These Explanatory Notes form part of the NOM and are intended to assist your consideration of the business proposed at the Annual General Meeting ( AGM ).

ORDINARY BUSINESS

Item 1 – Financial and Other Reports

The Corporations Act requires the annual financial report and the reports of the Directors and of the Auditor to be laid before the AGM. The Constitution provides for those reports and the financial statements to be received and considered at the AGM.

Neither the Corporations Act nor the Constitution requires a vote of shareholders at the AGM on the reports or financial statements.

However, you will be given a reasonable opportunity to comment or raise questions on the reports and the financial statements and on the business and management of the Company.

You may also ask questions of the Company’s auditors who will attend the AGM.

Item 2 - Resolution 1 – Re-election of Dr. Nigel Finch

Under the Constitution of the Company, a Director appointed under clause 11.4(a) as a Director to fill a casual vacancy or as an addition to the existing Directors, will hold office until the end of the next annual general meeting of the Company, at which the Director may be re-elected in accordance with clause 11.4(b).

Dr. Nigel Finch will retire and, being eligible, seeks re-election as a Director.
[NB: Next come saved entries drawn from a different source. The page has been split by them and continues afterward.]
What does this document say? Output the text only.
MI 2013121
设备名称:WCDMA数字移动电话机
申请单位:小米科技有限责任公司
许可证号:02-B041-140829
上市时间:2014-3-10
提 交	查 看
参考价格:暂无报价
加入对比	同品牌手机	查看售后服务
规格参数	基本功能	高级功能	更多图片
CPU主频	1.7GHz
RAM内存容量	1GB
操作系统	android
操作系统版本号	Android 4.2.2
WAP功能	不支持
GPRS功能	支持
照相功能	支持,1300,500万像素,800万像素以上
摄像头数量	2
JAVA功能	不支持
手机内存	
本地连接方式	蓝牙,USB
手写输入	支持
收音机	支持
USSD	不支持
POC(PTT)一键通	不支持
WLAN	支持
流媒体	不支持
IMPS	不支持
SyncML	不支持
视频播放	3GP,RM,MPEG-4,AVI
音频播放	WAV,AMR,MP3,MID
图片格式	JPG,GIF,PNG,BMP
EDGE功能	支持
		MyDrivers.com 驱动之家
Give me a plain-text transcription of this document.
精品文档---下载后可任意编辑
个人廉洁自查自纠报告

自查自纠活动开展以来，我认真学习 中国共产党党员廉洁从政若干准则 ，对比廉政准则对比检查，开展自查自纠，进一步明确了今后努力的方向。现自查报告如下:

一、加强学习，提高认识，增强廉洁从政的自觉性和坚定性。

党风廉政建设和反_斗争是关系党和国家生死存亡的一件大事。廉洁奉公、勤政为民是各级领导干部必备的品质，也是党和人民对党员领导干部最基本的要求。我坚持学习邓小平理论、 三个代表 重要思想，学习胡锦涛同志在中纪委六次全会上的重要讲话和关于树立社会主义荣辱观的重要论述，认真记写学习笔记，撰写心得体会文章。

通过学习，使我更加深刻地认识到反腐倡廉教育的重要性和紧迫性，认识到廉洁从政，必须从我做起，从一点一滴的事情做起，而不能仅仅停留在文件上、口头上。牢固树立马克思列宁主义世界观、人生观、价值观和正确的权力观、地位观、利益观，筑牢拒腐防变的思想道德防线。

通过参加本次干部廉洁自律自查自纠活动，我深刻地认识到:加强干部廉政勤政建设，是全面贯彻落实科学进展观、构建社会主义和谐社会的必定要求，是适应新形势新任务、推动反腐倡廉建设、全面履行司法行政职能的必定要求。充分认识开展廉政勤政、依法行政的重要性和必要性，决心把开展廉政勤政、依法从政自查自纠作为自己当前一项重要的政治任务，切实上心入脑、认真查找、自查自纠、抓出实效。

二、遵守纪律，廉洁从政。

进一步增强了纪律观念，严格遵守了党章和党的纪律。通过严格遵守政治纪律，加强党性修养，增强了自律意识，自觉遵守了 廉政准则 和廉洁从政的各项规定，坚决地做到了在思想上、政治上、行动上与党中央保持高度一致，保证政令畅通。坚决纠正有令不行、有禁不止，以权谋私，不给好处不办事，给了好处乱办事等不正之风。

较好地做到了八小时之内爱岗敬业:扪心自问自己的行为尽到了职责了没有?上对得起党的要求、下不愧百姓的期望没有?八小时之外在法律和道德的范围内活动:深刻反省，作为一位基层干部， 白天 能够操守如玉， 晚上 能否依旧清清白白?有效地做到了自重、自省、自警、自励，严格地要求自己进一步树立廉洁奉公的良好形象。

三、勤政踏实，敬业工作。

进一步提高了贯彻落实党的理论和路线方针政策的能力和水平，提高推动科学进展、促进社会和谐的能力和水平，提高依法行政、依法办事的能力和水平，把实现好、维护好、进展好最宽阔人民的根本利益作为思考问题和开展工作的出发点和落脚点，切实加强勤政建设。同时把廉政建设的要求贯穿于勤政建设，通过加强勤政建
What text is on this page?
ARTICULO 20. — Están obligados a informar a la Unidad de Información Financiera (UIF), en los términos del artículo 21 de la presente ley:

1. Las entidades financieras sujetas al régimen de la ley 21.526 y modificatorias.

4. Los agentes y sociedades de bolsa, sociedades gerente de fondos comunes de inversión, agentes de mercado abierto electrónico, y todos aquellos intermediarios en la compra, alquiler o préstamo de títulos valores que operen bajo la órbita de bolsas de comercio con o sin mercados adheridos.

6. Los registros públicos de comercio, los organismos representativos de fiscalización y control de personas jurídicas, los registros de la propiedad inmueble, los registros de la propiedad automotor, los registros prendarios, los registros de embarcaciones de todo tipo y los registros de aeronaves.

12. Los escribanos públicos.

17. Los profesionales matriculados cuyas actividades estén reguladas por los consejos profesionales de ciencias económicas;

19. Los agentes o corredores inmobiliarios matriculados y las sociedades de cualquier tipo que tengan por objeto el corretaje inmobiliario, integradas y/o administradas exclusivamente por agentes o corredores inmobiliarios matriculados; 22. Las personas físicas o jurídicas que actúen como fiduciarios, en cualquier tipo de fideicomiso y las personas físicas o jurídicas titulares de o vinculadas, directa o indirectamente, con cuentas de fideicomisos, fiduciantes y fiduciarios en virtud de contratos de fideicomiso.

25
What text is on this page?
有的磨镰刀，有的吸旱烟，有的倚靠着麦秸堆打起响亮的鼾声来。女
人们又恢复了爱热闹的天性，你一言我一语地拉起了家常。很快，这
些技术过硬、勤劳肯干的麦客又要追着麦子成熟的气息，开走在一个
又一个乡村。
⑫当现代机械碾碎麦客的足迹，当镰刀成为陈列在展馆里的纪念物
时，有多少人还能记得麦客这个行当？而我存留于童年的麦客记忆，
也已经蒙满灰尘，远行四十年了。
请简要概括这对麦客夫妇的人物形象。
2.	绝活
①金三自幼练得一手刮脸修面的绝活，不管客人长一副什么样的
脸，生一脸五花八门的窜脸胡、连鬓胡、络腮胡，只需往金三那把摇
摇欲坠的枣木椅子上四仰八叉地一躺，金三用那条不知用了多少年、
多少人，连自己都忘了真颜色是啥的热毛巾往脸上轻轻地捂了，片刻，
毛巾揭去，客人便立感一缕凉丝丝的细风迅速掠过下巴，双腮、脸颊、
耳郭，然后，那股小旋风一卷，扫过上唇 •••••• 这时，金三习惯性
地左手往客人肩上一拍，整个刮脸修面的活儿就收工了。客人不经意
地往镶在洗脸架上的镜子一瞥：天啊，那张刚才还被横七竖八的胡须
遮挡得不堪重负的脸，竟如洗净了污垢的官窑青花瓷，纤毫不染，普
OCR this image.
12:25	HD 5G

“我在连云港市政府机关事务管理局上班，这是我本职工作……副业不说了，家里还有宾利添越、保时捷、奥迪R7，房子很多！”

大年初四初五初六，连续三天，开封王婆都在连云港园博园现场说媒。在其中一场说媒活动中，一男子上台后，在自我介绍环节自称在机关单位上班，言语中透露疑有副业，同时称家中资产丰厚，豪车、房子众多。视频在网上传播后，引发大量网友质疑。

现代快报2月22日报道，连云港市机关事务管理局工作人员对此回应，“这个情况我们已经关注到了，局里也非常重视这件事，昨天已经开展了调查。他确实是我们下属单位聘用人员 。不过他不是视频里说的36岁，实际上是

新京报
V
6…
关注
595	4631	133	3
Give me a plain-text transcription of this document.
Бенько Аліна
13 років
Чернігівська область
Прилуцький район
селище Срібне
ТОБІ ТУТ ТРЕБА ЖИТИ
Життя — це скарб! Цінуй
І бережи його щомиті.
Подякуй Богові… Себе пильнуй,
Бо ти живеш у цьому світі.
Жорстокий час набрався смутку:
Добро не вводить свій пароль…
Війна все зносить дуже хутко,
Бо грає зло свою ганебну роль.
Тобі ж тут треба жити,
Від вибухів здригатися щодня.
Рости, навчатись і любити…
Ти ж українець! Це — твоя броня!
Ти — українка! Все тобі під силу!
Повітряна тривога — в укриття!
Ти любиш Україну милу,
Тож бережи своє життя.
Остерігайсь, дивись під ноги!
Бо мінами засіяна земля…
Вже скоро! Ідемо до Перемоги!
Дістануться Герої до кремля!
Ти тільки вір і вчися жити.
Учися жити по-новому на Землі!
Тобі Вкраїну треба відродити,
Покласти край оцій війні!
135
Dr. Nigel Finch’s qualifications and experience are as follows:

MCOM, LLM, MBA, PHD, CA, CTA, FCPA, FTIA, FAICD

Dr Nigel Finch is a Chartered Accountant with commercial management experience in private, public and not-for-profit settings. He has held various director and senior management roles focused on strategy execution and managing financial performance in both early-stage and mature stage firms across a range of industry sectors and has significant experience in economic development and institution building throughout Asian markets.

Board Recommendation

The Board, other than Dr. Finch, considers that it is in the best interests of shareholders that Dr. Finch remains on the Board and recommends that you vote IN FAVOUR of Dr. Finch’s re-election.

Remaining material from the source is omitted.